You might introduce descendant of the target class where you would define a constructor like you described:

class MyArma : Arma::vec {
public:
    MyArma(Eigen::VectorXd from) : x(from.x), y(from.y), z(from.z) {
        /* empty constructor as we are fine with initializers */
    }
}

Then you'd just be able to create Arma vectors based on Eigen's vecotrs into E.g. Arma typed array

Arma::vec vecArray[] = { MyArma(eigenVect1), MyArma(eigenVect2) };

which comes from the principles of inheritance. Alternatively you could use a design pattern called Decorator where original vector (Eigen) is hidden behind the interface of the current vector (Armadillo).

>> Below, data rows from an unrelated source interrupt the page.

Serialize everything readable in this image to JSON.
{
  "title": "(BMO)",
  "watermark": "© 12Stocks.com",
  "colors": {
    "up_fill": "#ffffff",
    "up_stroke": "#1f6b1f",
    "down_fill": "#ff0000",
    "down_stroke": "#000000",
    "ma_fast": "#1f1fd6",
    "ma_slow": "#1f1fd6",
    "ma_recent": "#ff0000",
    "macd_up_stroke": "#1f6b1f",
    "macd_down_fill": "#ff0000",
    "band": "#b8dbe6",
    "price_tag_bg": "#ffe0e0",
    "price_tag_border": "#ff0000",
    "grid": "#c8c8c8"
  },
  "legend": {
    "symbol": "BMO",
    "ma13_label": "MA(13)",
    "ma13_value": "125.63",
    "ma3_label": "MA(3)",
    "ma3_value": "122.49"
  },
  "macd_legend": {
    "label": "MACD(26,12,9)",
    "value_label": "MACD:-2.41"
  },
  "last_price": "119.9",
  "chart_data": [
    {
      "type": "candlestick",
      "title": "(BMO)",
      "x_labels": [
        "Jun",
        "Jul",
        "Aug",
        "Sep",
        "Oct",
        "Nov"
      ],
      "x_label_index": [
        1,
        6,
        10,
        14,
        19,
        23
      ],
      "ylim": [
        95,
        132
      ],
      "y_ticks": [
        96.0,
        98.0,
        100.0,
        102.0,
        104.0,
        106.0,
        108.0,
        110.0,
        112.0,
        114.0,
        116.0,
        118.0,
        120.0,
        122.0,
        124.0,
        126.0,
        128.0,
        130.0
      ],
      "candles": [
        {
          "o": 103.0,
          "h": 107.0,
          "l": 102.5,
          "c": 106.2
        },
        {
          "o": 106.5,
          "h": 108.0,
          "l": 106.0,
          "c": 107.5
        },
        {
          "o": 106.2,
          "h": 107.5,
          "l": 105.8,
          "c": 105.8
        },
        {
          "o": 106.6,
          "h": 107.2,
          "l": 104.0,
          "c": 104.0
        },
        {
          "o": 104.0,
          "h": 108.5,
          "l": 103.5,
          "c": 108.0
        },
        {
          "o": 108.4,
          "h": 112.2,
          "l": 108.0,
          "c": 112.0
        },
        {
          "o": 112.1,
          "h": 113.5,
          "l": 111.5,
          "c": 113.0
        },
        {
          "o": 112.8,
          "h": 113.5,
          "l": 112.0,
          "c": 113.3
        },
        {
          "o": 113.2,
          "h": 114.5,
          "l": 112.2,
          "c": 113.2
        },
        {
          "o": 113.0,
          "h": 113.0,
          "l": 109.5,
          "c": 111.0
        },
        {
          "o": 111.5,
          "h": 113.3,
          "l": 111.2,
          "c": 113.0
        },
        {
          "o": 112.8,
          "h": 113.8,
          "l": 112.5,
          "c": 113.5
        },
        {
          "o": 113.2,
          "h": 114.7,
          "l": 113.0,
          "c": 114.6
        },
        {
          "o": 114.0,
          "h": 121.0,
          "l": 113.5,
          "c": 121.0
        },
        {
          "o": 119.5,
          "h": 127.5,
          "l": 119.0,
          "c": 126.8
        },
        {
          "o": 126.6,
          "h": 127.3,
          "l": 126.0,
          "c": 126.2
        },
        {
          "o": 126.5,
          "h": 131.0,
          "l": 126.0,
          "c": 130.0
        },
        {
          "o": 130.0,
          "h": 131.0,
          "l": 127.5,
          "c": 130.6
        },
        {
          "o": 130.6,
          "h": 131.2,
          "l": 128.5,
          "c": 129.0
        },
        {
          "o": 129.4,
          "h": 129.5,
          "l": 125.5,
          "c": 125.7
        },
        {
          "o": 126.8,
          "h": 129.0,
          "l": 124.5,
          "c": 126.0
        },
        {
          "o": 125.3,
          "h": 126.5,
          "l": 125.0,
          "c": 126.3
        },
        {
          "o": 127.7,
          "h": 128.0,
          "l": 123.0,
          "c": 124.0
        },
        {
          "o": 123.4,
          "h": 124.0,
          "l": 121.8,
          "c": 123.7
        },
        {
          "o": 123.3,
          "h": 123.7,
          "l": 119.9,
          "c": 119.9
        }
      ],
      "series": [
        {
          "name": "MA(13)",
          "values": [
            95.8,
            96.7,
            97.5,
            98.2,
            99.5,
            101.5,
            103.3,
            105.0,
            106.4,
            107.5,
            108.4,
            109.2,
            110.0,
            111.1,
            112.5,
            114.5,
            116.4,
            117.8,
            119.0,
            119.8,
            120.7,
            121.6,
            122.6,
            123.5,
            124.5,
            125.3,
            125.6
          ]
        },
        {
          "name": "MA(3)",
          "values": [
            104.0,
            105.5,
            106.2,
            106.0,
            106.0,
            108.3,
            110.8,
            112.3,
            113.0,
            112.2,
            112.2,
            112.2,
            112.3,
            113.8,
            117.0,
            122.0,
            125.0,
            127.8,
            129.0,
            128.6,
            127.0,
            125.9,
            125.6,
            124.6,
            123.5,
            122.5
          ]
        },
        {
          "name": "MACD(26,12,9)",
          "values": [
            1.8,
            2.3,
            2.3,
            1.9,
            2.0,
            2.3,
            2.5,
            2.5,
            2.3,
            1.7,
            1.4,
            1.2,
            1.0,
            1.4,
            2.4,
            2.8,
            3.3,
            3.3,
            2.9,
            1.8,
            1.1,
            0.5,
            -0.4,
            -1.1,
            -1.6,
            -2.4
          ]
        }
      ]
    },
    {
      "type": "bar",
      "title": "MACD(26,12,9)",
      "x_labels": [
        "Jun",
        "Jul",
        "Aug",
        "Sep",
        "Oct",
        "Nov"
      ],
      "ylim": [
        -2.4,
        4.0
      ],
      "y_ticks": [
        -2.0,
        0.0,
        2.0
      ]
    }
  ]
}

That involves overrding all the methods and there must be no public attribute and all the methods must have been delared as virtual... So lot of conditions.

However there are some engeneering flaws in above design. You are adding a performance overhead with Virtual Method Table, you are getting yourself in maintaining quite big and sensitive library for this purpose. And most important: You'd create technological dependency - so called spaghetti. One object shouldn't be avare about alternatives.

The documentation to armadillo gives nice hint that you should use design pattern called Factory. Factory is a standalone class or a function that combines knowledge of both implementations and contains algorihm to extract information from one and construct the other.

Based on http://arma.sourceforge.net/docs.html#imbue you'd best create a factory class that creates the target vector of the same size as the input vector and using method imbue(...) it would set the values of individual elements based on corresponding elements from the input vector.

class ArmaVecFacotry() {
   Arma::vec createFrom(Eigen::VectorXd from) {
      Arma::vec armaVec(from.size(), fill::none);
      int currentElement = 0;
      armaVec.imbue( [&]() { return from(currentElement  ); } );
      return armaVec;
   }
}

and then simply create objects like

Eigen::VectorXd sourceVector;
Arma::vec tergetvector = std::move(ArmaVecFactory::createFrom(sourceVector));

Notes:

  • You can have currentElement counter outside of the lambda expression as it is captured by [&]
  • I am creating the vector on stack but std::move outside make sure that the memory is being used effectively without excessive copying.